ILLINOIS APPELLATE COURT — FOURTH DISTRICT AFFIRMED IN PART, REVERSED IN PART AND REMANDED.


OPINION FILED MAY 20, 1976.

THE PEOPLE OF THE STATE OF ILLINOIS, PLAINTIFF-APPELLEE,

v.

THOMAS HUNT, DEFENDANT-APPELLANT.

APPEAL from the Circuit Court of Champaign County; the Hon. FREDERICK S. GREEN, Judge, presiding.

MR. JUSTICE STOUDER DELIVERED THE OPINION OF THE COURT:

After a jury trial in the circuit court of Champaign County, the defendant, Thomas Hunt, was found guilty of the offenses of rape, deviate sexual assault and aggravated battery. Following a sentencing hearing, the defendant was sentenced to concurrent terms of imprisonment of 8 to 24 years for the rape charge, 8 to 24 years for the deviate sexual assault charge, and 3 to 9 years for the aggravated battery charge.

On June 28, 1973, the defendant, Thomas Hunt, was charged by indictment with one count of rape, four counts of deviate sexual assault, and one count of aggravated battery. Defendant denied all charges but after a jury trial he was found guilty thereof.
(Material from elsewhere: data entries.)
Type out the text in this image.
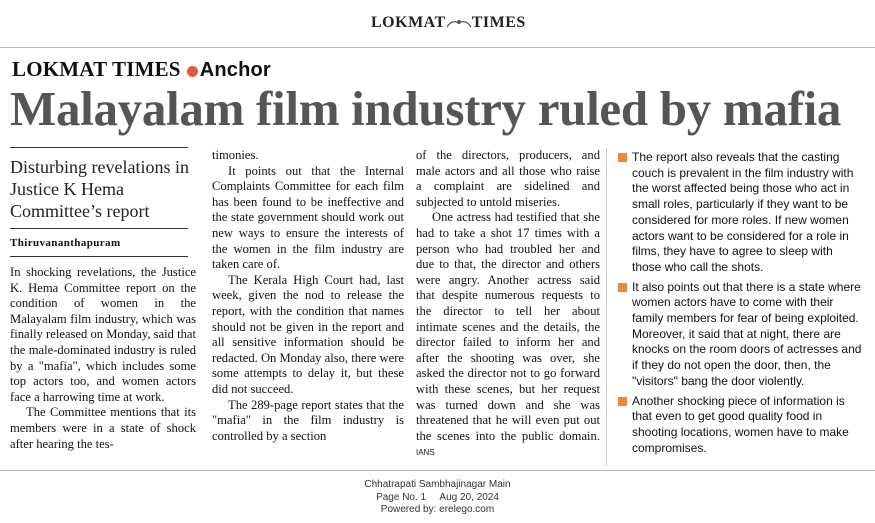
LOKMAT TIMES
LOKMAT TIMES Anchor
Malayalam film industry ruled by mafia
Disturbing revelations in Justice K Hema Committee’s report
Thiruvananthapuram

In shocking revelations, the Justice K. Hema Committee report on the condition of women in the Malayalam film industry, which was finally released on Monday, said that the male-dominated industry is ruled by a "mafia", which includes some top actors too, and women actors face a harrowing time at work.

The Committee mentions that its members were in a state of shock after hearing the tes-

timonies.

It points out that the Internal Complaints Committee for each film has been found to be ineffective and the state government should work out new ways to ensure the interests of the women in the film industry are taken care of.

The Kerala High Court had, last week, given the nod to release the report, with the condition that names should not be given in the report and all sensitive information should be redacted. On Monday also, there were some attempts to delay it, but these did not succeed.

The 289-page report states that the "mafia" in the film industry is controlled by a section

of the directors, producers, and male actors and all those who raise a complaint are sidelined and subjected to untold miseries.

One actress had testified that she had to take a shot 17 times with a person who had troubled her and due to that, the director and others were angry. Another actress said that despite numerous requests to the director to tell her about intimate scenes and the details, the director failed to inform her and after the shooting was over, she asked the director not to go forward with these scenes, but her request was turned down and she was threatened that he will even put out the scenes into the public domain. IANS

The report also reveals that the casting couch is prevalent in the film industry with the worst affected being those who act in small roles, particularly if they want to be considered for more roles. If new women actors want to be considered for a role in films, they have to agree to sleep with those who call the shots.
It also points out that there is a state where women actors have to come with their family members for fear of being exploited. Moreover, it said that at night, there are knocks on the room doors of actresses and if they do not open the door, then, the "visitors" bang the door violently.
Another shocking piece of information is that even to get good quality food in shooting locations, women have to make compromises.
Chhatrapati Sambhajinagar Main
Page No. 1     Aug 20, 2024
Powered by: erelego.com
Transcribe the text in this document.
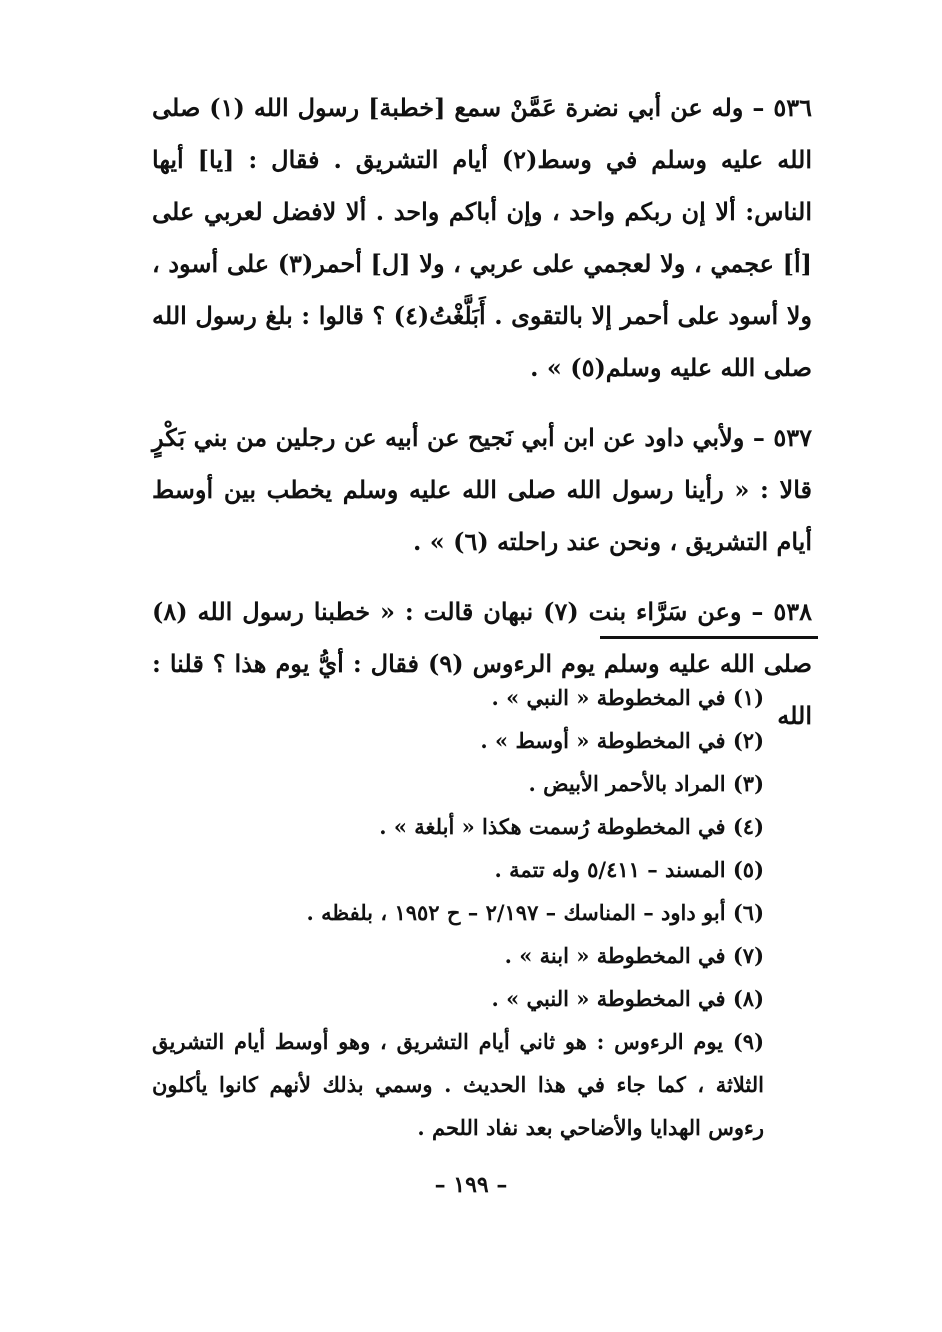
٥٣٦ – وله عن أبي نضرة عَمَّنْ سمع [خطبة] رسول الله (١) صلى الله عليه وسلم في وسط(٢) أيام التشريق . فقال : [يا] أيها الناس: ألا إن ربكم واحد ، وإن أباكم واحد . ألا لافضل لعربي على [أ] عجمي ، ولا لعجمي على عربي ، ولا [ل] أحمر(٣) على أسود ، ولا أسود على أحمر إلا بالتقوى . أَبَلَّغْتُ(٤) ؟ قالوا : بلغ رسول الله صلى الله عليه وسلم(٥) » .

٥٣٧ – ولأبي داود عن ابن أبي نَجيح عن أبيه عن رجلين من بني بَكْرٍ قالا : « رأينا رسول الله صلى الله عليه وسلم يخطب بين أوسط أيام التشريق ، ونحن عند راحلته (٦) » .

٥٣٨ – وعن سَرَّاء بنت (٧) نبهان قالت : « خطبنا رسول الله (٨) صلى الله عليه وسلم يوم الرءوس (٩) فقال : أيُّ يوم هذا ؟ قلنا : الله

(١) في المخطوطة « النبي » .

(٢) في المخطوطة « أوسط » .

(٣) المراد بالأحمر الأبيض .

(٤) في المخطوطة رُسمت هكذا « أبلغة » .

(٥) المسند – ٥/٤١١ وله تتمة .

(٦) أبو داود – المناسك – ٢/١٩٧ – ح ١٩٥٢ ، بلفظه .

(٧) في المخطوطة « ابنة » .

(٨) في المخطوطة « النبي » .

(٩) يوم الرءوس : هو ثاني أيام التشريق ، وهو أوسط أيام التشريق الثلاثة ، كما جاء في هذا الحديث . وسمي بذلك لأنهم كانوا يأكلون رءوس الهدايا والأضاحي بعد نفاد اللحم .

– ١٩٩ –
On the evening of April 28, 1973, Linda Lucas was walking home alone when the defendant approached her and asked her for directions to an address he was trying to find. Miss Lucas gave him directions, discovered he was proceeding in the wrong direction and told him so. Subsequently, she attempted to guide him to the address, discovered she was mistaken, apologized for misleading him and started to walk home. Mr. Hunt said that he would walk her home since she had tried to help him and they proceeded to her residence at 505 South Randolph Street. When they were about a block from the apartment, Miss Lucas said she could make it the rest of the way by herself. The defendant asked her for a glass of water, and accompanied her to her house.

They went to the back door, since Miss Lucas had no front door key, and she got a glass of water for the defendant, while he waited on the back porch. He returned the empty glass after drinking the water.

Beyond this point, the evidence is in conflict.

Miss Lucas testified that Mr. Hunt suddenly became aggressive, pressed a red pocket knife to her neck, hit her on the head, forced her to have intercourse with him and perform fellatio on him. Miss Lucas said he left shortly after the incident. She testified that she had no cuts or bruises prior to the incident, but afterwards discovered that she was cut on the neck and was bruised and scratched on the head and inner thighs.

Mr. Hunt testified that after drinking the water, he talked to Miss Lucas for approximately 15 minutes. Then Mr. Hunt said he asked her, "how about me and her making it." The defendant said that Miss Lucas expressed concern over possible pregnancy and that he reassured her that he would be careful. After this, Mr. Hunt said that Miss Lucas performed fellatio on him, and then had intercourse with him. He said he made no threats, used no force, and had no weapons with him. Then, he said that they each smoked a cigarette, and when he left shortly thereafter, they were on friendly terms. He noticed no cuts on Miss Lucas' face.

Subsequently, Miss Lucas discovered that her roommate Pat Corbett and Miss Corbett's fiance, Dan, were in the apartment. She related the incident to them, and Dan called the hospital and notified the police.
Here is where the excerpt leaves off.